You were getting memory error. Also based on error, a container is failed during the reducer phase(as mapper phase is completed 100%). Mostly not even one reducer might have succeeded. Even though 32% might trick you to think that some reducers ran, that % could be due to preparing clean up work before first reducer runs.
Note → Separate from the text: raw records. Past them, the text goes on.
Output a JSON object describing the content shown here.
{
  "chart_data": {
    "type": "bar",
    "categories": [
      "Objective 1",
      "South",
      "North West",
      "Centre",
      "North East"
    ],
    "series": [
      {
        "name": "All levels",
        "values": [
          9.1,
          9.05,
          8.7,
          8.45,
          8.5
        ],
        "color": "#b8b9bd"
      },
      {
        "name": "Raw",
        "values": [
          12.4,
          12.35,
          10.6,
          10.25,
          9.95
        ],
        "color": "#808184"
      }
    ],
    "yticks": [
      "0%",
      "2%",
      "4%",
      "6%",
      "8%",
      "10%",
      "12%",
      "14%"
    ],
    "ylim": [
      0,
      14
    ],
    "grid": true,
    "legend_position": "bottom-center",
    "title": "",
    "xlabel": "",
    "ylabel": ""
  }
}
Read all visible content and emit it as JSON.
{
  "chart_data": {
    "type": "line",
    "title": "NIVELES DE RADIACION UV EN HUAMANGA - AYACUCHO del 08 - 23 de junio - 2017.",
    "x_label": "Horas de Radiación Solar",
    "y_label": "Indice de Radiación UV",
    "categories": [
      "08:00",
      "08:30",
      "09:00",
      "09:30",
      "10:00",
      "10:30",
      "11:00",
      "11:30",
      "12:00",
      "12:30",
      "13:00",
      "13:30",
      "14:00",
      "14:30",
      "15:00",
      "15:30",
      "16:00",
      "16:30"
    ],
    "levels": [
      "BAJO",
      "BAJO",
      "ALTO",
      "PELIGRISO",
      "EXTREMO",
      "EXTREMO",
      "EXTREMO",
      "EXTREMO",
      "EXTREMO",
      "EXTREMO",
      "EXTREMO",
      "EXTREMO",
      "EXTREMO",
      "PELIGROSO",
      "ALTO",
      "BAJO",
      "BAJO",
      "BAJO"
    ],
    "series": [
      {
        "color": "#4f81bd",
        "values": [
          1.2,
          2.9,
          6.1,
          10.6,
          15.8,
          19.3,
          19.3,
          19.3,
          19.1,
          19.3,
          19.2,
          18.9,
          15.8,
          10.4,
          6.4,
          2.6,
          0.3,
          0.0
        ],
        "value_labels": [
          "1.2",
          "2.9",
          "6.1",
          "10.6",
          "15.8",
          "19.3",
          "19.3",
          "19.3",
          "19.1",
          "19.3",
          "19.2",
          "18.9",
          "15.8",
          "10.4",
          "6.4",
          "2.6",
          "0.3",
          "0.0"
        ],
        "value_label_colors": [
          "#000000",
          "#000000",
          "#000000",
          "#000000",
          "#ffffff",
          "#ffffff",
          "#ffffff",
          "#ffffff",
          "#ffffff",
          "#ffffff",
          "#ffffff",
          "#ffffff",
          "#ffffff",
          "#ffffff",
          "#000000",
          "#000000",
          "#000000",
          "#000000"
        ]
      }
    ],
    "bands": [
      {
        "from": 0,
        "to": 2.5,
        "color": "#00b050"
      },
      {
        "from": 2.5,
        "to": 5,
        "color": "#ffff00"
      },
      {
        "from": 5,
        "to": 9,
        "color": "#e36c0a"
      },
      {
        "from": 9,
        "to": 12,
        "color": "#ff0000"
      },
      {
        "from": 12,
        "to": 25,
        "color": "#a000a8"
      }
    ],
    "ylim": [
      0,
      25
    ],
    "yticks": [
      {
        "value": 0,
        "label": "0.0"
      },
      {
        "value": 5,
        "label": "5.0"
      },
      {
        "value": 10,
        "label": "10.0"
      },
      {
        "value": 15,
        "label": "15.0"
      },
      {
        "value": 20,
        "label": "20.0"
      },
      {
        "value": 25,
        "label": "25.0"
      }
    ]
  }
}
One way to confirm is, see if you have got any reducer output file generated.
Once confirming that, none of the reducer ran, you can increase the memory for containers as per your version 2.
Your version 1 will help you to see if only a specific container is causing issue and allowing the job to complete.
Your input file size should conclude the number of reducers. Standard is 1 Reducer per 1 GB unless you are compressing the Mapper output data. So in this case ideal number should have been at least 38. Try passing the command line option as -D mapred.reduce.tasks=40 and see if there is any change.